[OLPC-Games] Game Art?
Kent Quirk
kent_quirk at cognitoy.com
Wed Jun 13 01:10:19 EDT 2007
Greg Ewing wrote:
> Clare Richardson wrote:
>
>> What are good resources for putting together art for a game?
>>
>> "real life" objects for educational games like light bulbs and batteries.
>>
>
> For light bulbs and batteries, I'd say your best resources
> are a digital camera and an image editor. By making your
> own, you get exactly what you want, with no intellectual
> property issues. Plus a nice fuzzy feeling from having
> done it all yourself!
>
It's a good idea to make art custom if you can -- because it will share
a unity of design that will make the game feel better.
But you don't have to have a big budget to do it.

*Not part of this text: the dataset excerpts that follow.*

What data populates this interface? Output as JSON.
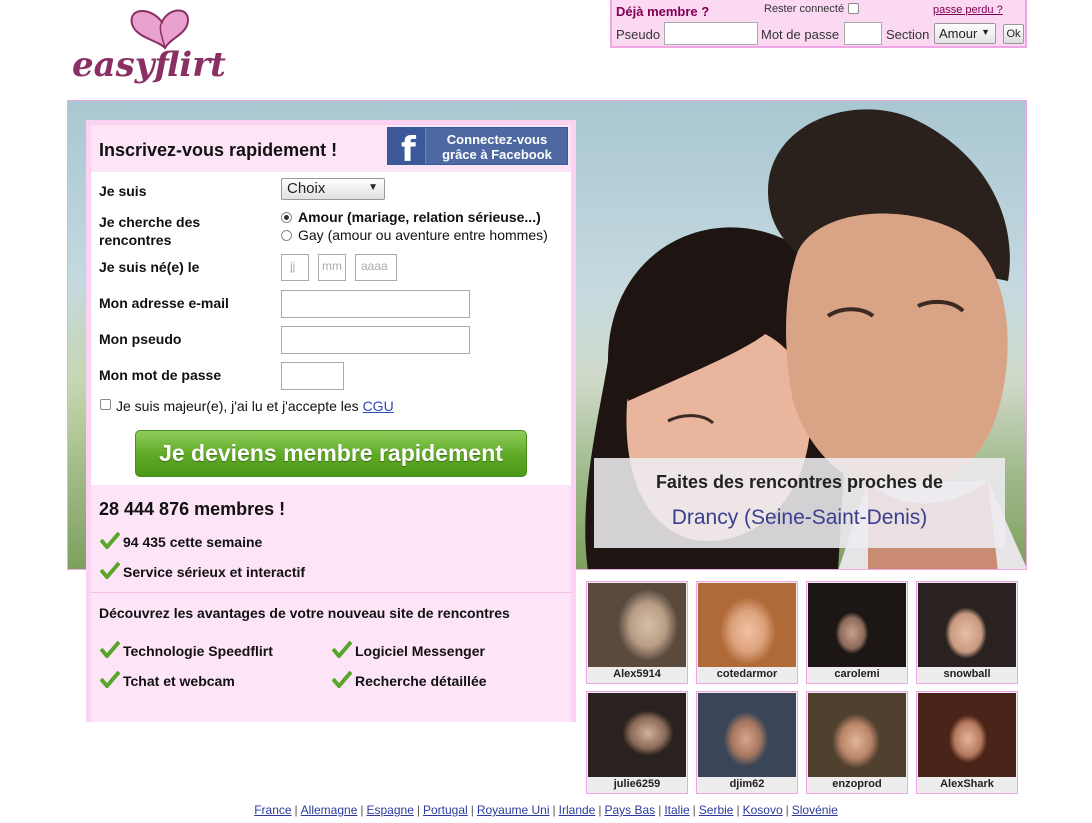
{
  "brand": {
    "logo_text": "easyflirt"
  },
  "login": {
    "title": "Déjà membre ?",
    "remember_label": "Rester connecté",
    "lost_password": "passe perdu ?",
    "pseudo_label": "Pseudo",
    "password_label": "Mot de passe",
    "section_label": "Section",
    "section_value": "Amour",
    "ok_label": "Ok"
  },
  "signup": {
    "title": "Inscrivez-vous rapidement !",
    "facebook_line1": "Connectez-vous",
    "facebook_line2": "grâce à Facebook",
    "gender_label": "Je suis",
    "gender_value": "Choix",
    "looking_label": "Je cherche des rencontres",
    "option_love": "Amour (mariage, relation sérieuse...)",
    "option_gay": "Gay (amour ou aventure entre hommes)",
    "birth_label": "Je suis né(e) le",
    "day_placeholder": "jj",
    "month_placeholder": "mm",
    "year_placeholder": "aaaa",
    "email_label": "Mon adresse e-mail",
    "pseudo_label": "Mon pseudo",
    "password_label": "Mon mot de passe",
    "agree_text": "Je suis majeur(e), j'ai lu et j'accepte les",
    "agree_link": "CGU",
    "submit_label": "Je deviens membre rapidement"
  },
  "stats": {
    "members": "28 444 876 membres !",
    "this_week": "94 435 cette semaine",
    "service": "Service sérieux et interactif",
    "advantages_title": "Découvrez les avantages de votre nouveau site de rencontres",
    "advantages": [
      "Technologie Speedflirt",
      "Logiciel Messenger",
      "Tchat et webcam",
      "Recherche détaillée"
    ]
  },
  "city": {
    "line1": "Faites des rencontres proches de",
    "line2": "Drancy (Seine-Saint-Denis)"
  },
  "profiles": [
    {
      "name": "Alex5914"
    },
    {
      "name": "cotedarmor"
    },
    {
      "name": "carolemi"
    },
    {
      "name": "snowball"
    },
    {
      "name": "julie6259"
    },
    {
      "name": "djim62"
    },
    {
      "name": "enzoprod"
    },
    {
      "name": "AlexShark"
    }
  ],
  "countries": [
    "France",
    "Allemagne",
    "Espagne",
    "Portugal",
    "Royaume Uni",
    "Irlande",
    "Pays Bas",
    "Italie",
    "Serbie",
    "Kosovo",
    "Slovénie"
  ],
  "colors": {
    "accent_pink": "#f0a6e4",
    "panel_pink": "#fde4f6",
    "brand_purple": "#800054",
    "cta_green": "#5ea825",
    "facebook_blue": "#3b5998",
    "city_blue": "#3a3f8f"
  }
}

If you really need to farm existing resources and photography is good,
then you can search Flickr for photos that are licensed under the
Creative Commons (just make sure that you follow the rules -- give
attribution where required by the license, etc.)

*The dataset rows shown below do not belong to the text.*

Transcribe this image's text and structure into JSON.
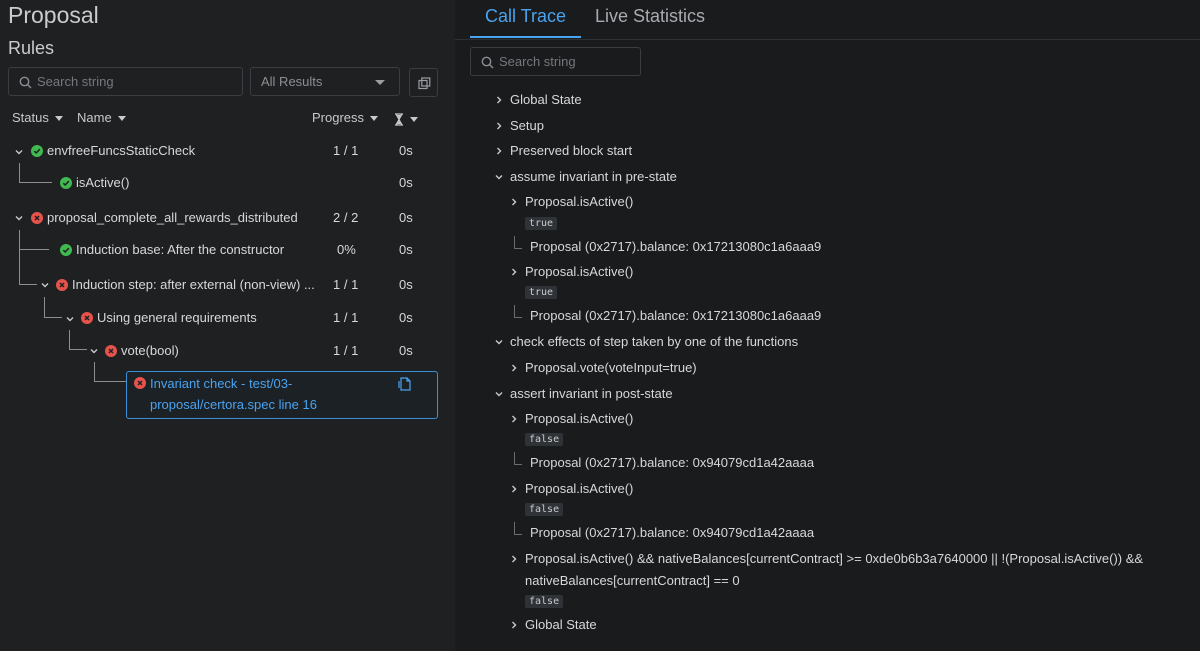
{
  "left": {
    "app_title": "Proposal",
    "section_title": "Rules",
    "search_placeholder": "Search string",
    "filter_value": "All Results",
    "columns": {
      "status": "Status",
      "name": "Name",
      "progress": "Progress"
    },
    "rows": [
      {
        "label": "envfreeFuncsStaticCheck",
        "status": "pass",
        "progress": "1 / 1",
        "time": "0s"
      },
      {
        "label": "isActive()",
        "status": "pass",
        "progress": "",
        "time": "0s"
      },
      {
        "label": "proposal_complete_all_rewards_distributed",
        "status": "fail",
        "progress": "2 / 2",
        "time": "0s"
      },
      {
        "label": "Induction base: After the constructor",
        "status": "pass",
        "progress": "0%",
        "time": "0s"
      },
      {
        "label": "Induction step: after external (non-view) ...",
        "status": "fail",
        "progress": "1 / 1",
        "time": "0s"
      },
      {
        "label": "Using general requirements",
        "status": "fail",
        "progress": "1 / 1",
        "time": "0s"
      },
      {
        "label": "vote(bool)",
        "status": "fail",
        "progress": "1 / 1",
        "time": "0s"
      }
    ],
    "selected": {
      "label": "Invariant check - test/03-proposal/certora.spec line 16",
      "status": "fail"
    }
  },
  "right": {
    "tabs": [
      "Call Trace",
      "Live Statistics"
    ],
    "active_tab": "Call Trace",
    "search_placeholder": "Search string",
    "trace": {
      "global_state": "Global State",
      "setup": "Setup",
      "preserved": "Preserved block start",
      "assume": "assume invariant in pre-state",
      "is_active": "Proposal.isActive()",
      "true_badge": "true",
      "false_badge": "false",
      "balance_pre": "Proposal (0x2717).balance: 0x17213080c1a6aaa9",
      "check_effects": "check effects of step taken by one of the functions",
      "vote_call": "Proposal.vote(voteInput=true)",
      "assert": "assert invariant in post-state",
      "balance_post": "Proposal (0x2717).balance: 0x94079cd1a42aaaa",
      "expr_line1": "Proposal.isActive() && nativeBalances[currentContract] >= 0xde0b6b3a7640000 || !(Proposal.isActive()) &&",
      "expr_line2": "nativeBalances[currentContract] == 0",
      "global_state_2": "Global State"
    }
  },
  "colors": {
    "accent": "#4aa3ef",
    "pass": "#3fb950",
    "fail": "#e5534b"
  }
}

If you need art and not photography, it's pretty hard to find open
source artistic content that doesn't suck...and even if you do, the
chance that you'll find things that are graphically compatible is
vanishingly small.
So in that case, what you want to do is find a Starving Artist who will
make the art for you either for the glory of it, or for a small stipend.

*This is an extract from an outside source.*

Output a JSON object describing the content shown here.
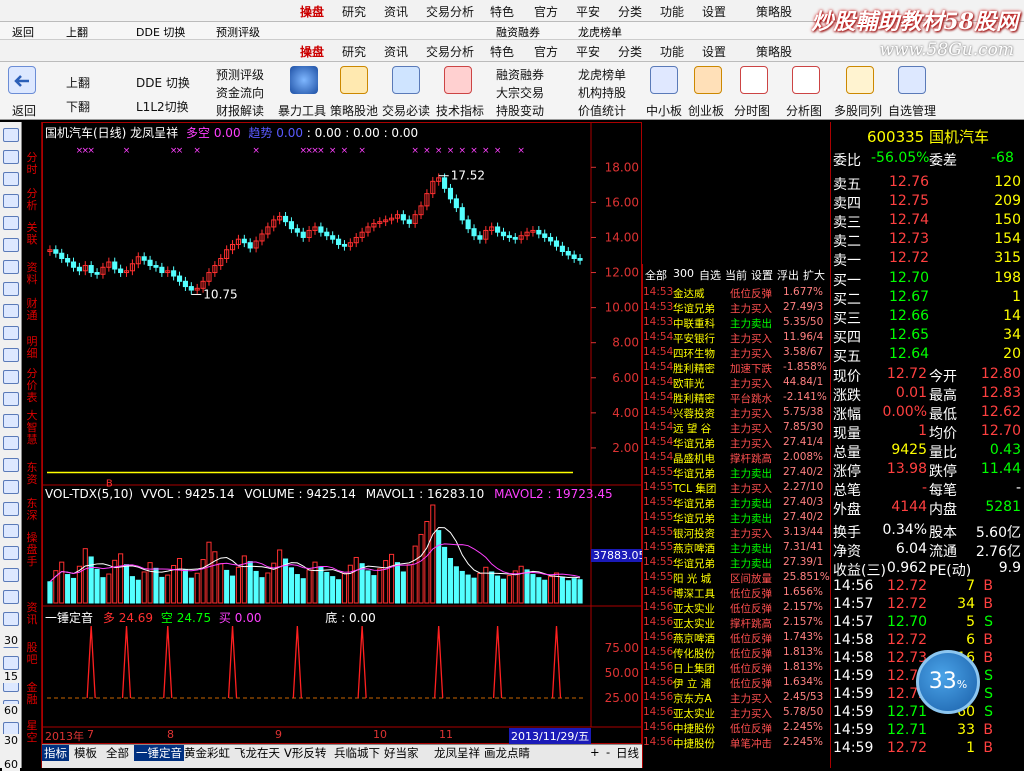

If you know what you want and can make a list, you might be surprised at
how cheap it is.
But if you're doing it for educational, nonprofit purposes, you can
probably go over to the nearest art school if you live in a city and ask
them to help you find someone who wants to work on the project for their
portfolio.
OLPC has a lot of "street cred" and there are plenty of people who will
work on projects for it just to be able to say that they did.
Kent
--
------------------------------------------------------------
Kent Quirk I'm making a game about global warming.